Thank you Ruby for taking the time to tell folks about how great a cultural center Carrboro is. With the Music Festival and now the Poetry Festival, this town's hard to beat.

With the poetry festival, a wacked-out personal dream of mine is inching, no, screaming towards reality. ("Be careful what you wish for.") I figured Carrboro could be a center for "innovative" writing and in fact that what has been becoming true over the last 18 months, since the Poets Against The Shrub reading I organized at Temple Ball in October 2003, where I met poets Evie Shockley, Joe Donahue, and Ken Rumble for the first time. Ken brought his Winston-Salem-based reading series here right around the same time, a group of local poets called the Lucifer Poets formed, and then the first po-fest came. Then a Dutch journal known for bringing the best in avant -garde poetry to Holland translated two Carrboro poets in back-to-back issues. Now the beast is loose and known from Hong Kong to Skopje.

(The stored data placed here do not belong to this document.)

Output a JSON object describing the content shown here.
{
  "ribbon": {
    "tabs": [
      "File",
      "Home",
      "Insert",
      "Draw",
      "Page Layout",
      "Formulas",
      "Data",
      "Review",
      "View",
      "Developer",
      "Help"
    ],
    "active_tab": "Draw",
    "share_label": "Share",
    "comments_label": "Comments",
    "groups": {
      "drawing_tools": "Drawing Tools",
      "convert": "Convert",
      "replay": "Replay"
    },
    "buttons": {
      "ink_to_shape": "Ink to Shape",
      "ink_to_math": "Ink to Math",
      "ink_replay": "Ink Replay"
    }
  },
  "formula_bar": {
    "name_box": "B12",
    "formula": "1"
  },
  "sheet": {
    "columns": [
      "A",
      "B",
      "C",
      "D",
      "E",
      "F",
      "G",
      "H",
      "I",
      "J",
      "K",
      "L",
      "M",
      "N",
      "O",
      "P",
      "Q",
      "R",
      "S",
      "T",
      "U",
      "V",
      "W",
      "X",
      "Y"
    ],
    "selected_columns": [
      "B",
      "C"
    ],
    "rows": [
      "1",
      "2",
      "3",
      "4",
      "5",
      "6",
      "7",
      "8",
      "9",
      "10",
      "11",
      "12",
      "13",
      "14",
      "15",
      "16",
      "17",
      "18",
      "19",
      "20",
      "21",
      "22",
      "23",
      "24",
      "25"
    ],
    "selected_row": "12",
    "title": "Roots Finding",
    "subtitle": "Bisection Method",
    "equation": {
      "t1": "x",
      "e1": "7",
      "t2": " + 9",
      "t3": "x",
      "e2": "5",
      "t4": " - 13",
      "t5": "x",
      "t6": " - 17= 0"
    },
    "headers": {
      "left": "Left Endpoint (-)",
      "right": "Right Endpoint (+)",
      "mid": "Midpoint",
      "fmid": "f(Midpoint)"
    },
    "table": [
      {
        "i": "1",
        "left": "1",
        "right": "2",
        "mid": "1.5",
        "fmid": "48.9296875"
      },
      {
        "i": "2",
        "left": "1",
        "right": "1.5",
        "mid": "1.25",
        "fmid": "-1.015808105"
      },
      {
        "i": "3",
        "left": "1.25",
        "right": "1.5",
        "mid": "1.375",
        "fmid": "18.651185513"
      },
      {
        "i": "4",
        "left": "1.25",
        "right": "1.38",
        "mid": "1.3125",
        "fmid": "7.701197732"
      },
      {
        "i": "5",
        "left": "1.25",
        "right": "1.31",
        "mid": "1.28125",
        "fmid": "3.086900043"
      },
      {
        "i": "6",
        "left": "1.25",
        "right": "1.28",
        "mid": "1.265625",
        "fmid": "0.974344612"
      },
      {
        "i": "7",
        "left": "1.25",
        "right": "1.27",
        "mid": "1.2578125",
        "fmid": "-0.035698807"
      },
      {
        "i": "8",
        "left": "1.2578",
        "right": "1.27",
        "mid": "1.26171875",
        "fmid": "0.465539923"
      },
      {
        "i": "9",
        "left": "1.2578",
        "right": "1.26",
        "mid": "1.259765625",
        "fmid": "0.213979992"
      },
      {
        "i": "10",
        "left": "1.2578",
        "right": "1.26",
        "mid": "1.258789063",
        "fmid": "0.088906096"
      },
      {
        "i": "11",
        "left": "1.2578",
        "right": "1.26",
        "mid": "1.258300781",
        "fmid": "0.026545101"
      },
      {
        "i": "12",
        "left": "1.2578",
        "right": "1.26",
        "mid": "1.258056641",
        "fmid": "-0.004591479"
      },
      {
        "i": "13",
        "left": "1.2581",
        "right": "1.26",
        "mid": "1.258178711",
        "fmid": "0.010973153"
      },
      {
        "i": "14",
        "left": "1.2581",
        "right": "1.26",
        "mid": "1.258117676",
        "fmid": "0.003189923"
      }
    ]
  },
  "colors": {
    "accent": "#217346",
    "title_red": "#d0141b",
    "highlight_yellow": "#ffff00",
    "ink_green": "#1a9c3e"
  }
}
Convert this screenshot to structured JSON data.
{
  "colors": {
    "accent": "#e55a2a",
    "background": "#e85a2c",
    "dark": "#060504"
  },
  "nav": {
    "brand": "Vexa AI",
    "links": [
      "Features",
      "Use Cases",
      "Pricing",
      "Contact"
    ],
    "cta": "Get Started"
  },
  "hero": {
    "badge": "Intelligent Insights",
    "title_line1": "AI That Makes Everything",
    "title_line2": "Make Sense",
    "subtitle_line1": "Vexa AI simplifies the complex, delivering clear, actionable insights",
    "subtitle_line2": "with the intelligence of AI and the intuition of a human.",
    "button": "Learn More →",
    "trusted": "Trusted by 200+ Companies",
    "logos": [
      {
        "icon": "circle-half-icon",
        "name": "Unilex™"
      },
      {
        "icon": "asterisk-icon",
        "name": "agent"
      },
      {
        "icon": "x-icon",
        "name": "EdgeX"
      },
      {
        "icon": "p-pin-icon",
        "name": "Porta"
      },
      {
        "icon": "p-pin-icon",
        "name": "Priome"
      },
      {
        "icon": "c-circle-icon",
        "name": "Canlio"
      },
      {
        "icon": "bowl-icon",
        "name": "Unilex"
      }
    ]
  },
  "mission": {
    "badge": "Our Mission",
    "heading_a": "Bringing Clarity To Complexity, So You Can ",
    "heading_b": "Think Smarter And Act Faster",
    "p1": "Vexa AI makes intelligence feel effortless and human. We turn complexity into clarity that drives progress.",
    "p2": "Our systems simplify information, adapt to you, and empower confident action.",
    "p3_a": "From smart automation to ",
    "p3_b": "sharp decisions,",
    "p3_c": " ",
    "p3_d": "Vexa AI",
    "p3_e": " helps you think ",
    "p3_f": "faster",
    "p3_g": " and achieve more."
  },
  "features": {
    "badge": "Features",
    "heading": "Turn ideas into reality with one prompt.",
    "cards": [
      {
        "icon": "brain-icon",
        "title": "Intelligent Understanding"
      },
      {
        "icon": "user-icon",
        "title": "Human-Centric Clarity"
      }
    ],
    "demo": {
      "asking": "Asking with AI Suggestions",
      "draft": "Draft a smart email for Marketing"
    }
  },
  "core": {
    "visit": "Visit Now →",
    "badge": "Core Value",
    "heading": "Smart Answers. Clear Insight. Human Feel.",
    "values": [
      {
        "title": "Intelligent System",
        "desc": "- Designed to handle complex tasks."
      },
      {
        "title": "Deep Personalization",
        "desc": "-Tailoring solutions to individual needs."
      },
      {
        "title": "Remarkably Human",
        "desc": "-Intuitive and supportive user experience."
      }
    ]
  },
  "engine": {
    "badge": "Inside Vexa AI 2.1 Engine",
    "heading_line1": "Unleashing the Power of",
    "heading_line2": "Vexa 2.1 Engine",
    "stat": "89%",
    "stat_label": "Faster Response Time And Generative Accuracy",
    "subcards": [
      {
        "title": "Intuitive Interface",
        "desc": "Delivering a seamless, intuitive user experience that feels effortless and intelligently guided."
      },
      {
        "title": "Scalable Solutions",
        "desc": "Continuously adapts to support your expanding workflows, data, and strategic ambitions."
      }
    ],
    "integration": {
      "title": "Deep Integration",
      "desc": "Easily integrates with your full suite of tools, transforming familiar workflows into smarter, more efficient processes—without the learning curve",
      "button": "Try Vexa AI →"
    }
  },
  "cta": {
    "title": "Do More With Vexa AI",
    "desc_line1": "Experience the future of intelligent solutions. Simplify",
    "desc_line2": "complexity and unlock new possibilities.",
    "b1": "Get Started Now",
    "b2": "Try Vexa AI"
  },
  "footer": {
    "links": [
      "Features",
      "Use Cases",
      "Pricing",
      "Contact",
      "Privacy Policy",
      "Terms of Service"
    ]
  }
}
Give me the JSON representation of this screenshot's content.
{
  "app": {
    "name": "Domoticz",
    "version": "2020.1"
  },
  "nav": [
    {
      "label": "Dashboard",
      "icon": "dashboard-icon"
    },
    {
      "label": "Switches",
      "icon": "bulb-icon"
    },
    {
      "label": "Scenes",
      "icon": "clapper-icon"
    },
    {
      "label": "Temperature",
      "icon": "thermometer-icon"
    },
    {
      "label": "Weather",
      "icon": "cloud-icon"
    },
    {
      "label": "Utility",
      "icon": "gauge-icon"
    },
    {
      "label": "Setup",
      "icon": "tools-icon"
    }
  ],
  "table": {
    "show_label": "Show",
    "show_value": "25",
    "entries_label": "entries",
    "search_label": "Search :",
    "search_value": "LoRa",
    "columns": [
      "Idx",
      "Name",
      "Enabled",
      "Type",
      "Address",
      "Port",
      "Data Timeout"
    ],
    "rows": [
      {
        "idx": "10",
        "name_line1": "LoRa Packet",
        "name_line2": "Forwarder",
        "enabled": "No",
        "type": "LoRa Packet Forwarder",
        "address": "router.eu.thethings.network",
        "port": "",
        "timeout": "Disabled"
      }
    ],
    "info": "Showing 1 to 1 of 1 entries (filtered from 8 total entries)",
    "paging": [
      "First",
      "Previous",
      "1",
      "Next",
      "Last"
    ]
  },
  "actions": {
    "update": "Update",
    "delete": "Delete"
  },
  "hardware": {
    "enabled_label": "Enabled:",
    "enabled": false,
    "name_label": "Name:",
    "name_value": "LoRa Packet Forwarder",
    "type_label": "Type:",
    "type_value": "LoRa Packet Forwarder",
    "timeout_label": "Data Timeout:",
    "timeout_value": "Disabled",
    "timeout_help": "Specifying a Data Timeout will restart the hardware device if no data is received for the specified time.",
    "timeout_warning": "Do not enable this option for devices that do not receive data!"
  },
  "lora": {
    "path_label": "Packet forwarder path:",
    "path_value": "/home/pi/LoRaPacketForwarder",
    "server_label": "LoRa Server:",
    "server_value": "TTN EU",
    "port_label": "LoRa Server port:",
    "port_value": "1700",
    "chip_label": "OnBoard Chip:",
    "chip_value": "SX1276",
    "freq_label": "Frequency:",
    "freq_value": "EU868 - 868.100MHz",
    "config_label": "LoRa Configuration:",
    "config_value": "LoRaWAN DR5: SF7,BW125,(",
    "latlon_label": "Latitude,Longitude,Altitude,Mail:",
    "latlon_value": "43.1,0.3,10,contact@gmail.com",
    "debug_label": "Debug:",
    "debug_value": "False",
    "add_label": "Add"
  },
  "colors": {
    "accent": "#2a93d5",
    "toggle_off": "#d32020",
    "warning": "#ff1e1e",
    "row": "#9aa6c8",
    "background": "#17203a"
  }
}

The buzz is crazy. An influential avant-garde playwright from NYC and all-around scenester declared Carrboro the hottest center for writers in the country, in terms of activity and provocation. So lil' ol' Carrboro need no longer be merely the center for third-rate painters and bands without record deals; now we can be home to impoverished weirdo poets unable to afford the local housing market except as renters. Poets are migrating here by the bikeload. Weeee!

For the record, both this year's and last year's Carrboro Poetry Festival were held in Century Hall. It's been my goal to keep the festival the same size while improving it. So hopefully we will remain at the Century Center.